Terdapat empat syarat untuk pemenuhan bebas bersyarat, satu di antaranya yakni menjalani dua per tiga masa pidana.
Semantara Abu Bakar Ba'asyir telah memenuhi syarat tersebut, di mana masa pidananya 15 tahun dan hingga kini telah menjalani masa tahanan 9 tahun.
Sedangkan untuk tiga syarat lainnya termasuk menyatakan ikrar kesetiaan pada NKRI dan Pancasila secara tertulis, Abu Bakar Ba'asyir enggan menandatangani, ia berdalih hanya akan setia pada ajaran Islam, tidak lainnya.
Baca: Bertetantangan Dengan Ideologi, Abu Bakar Baasyir Tolak Program Deradikalisasi
Baca: Abu Bakar Baasyir Batal Dibebaskan Pemerintah, Berikut 6 Faktanya
Kepala Staf Kepresidenan Moeldoko mengungkapkan, bahwa sebenarnya Presiden Jokowi menyambut baik permohonan Abu Bakar Ba'asyir bebas atas dasar kemanusiaan.
"Dari sisi kemanusiaan, Presiden sangat memperhatikannya dengan sungguh-sungguh," ujar Moeldoko, Rabu (23/1/2019).
"Namun, ya, presiden juga memperhatikan prinsip-prinsip bernegara yang tidak dapat dikurangi dan tidak dapat dinegosiasikan," tambah Moeldoko pada Kompas.com.
Meski kini batal dibebaskan, Moeldoko menjamin fasilitas kesehatan untuk Abu Bakar Ba'asyir tidak akan berubah.
"Akses Ba'asyir ke fasilitas kesehatan enggak berubah. Itu standar. Bahkan akan kita lebihkan, ya, apabila membutuhkan. Itu untuk urusan kesehatan, kemanusiaan, enggak bisa dikurangi," ujar Moeldoko.
Terpidana 15 tahun kasus terorisme Abu Bakar Ba'asyir sebetulnya akan dibebaskan oleh Presiden Joko Widodo dari penjara karena alasan kemanusian. Namun, kali ini Jokowi menegaskan pembebasan Baa'asyir harus tetap sesuai mekanisme hukum yang berlaku.
Menurut Jokowi, saat ini pembebasan Ba'asyir hanya dapat dilakukan dengan pemberian Pembebasan Bersyarat (PB). Konsekuensi pemberian PB tersebut adalah terpidana kasus terorisme harus memenuhi beberapa syarat umum dan khusus, termasuk menandatangani surat pernyataan kesetian terhadap Pancasila dan NKRI.

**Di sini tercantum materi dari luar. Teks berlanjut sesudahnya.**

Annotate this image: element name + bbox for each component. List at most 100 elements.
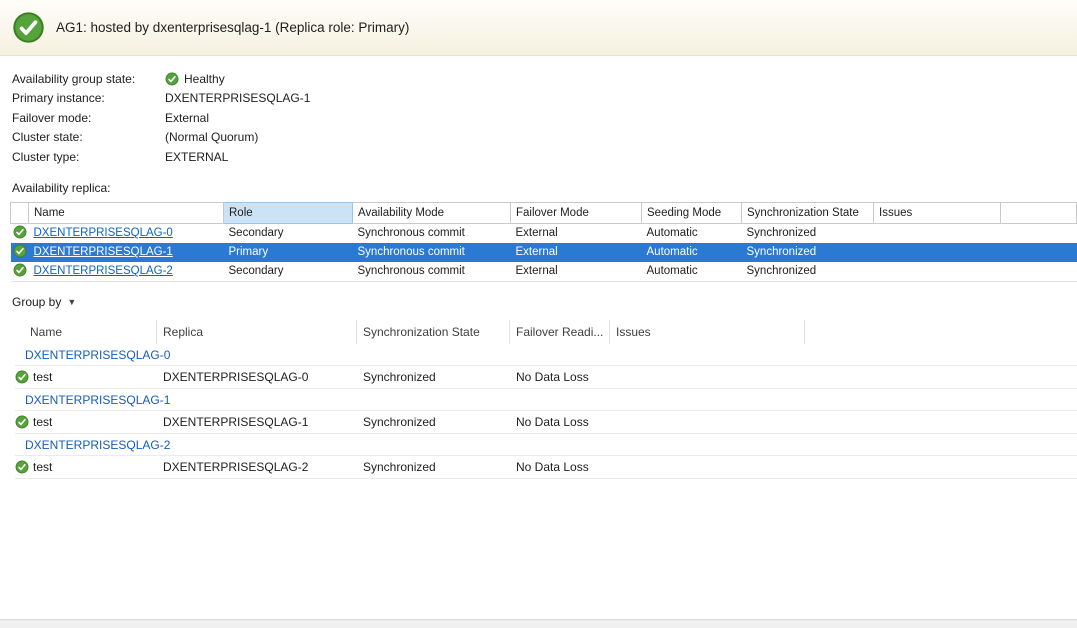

"Kita ini kan juga ada sistem hukum, ada mekanisme hukum yang harus kita lalui. Ini namanya Pembebasan Bersyarat, bukan pembebasan murni. Pembebasan Bersyarat, syaratnya itu harus dipenuhi, kalau tidak kan nggak mungkin saya nabrak. Ya kan? Contoh syaratnya itu setia pada NKRI, setiap pada pancasila. Itu basic sekali itu, sangat prinsip sekali, jelas sekali," ujar Jokowi di Istana Merdeka, Jakarta, Selasa (22/1/2019).
Jokowi menegaskan, sistem dan mekanisme hukum untuk Pembebasan Bersyarat tetap harus ditempuh dan tidak bisa dikesampingkan, termasuk oleh dirinya selaku presiden. Ia menekankan dirinya selaku presiden tidak boleh melanggar aturan hukum untuk pembebasan Ba'asyir.
" Saya nabrak kan nggak bisa. Apalagi sekali lagi, Ini sesuatu yang basic, setia pada NKRI dan Pancasila," imbuhnya.
Jokowi menyatakan, adanya rencana pembebasan Ba'asyir tidak terlepas adanya permohonan dari pihak keluarga mengingat Ba'asyir telah berusia 80 tahun dan mengalami gangguan kesehatan.
"Bayangkan kalau kita sebagai anak, liat orang tua kita sakit-sakitan seperti itu, yang saya sampaikan secara kemanusian," ujarnya.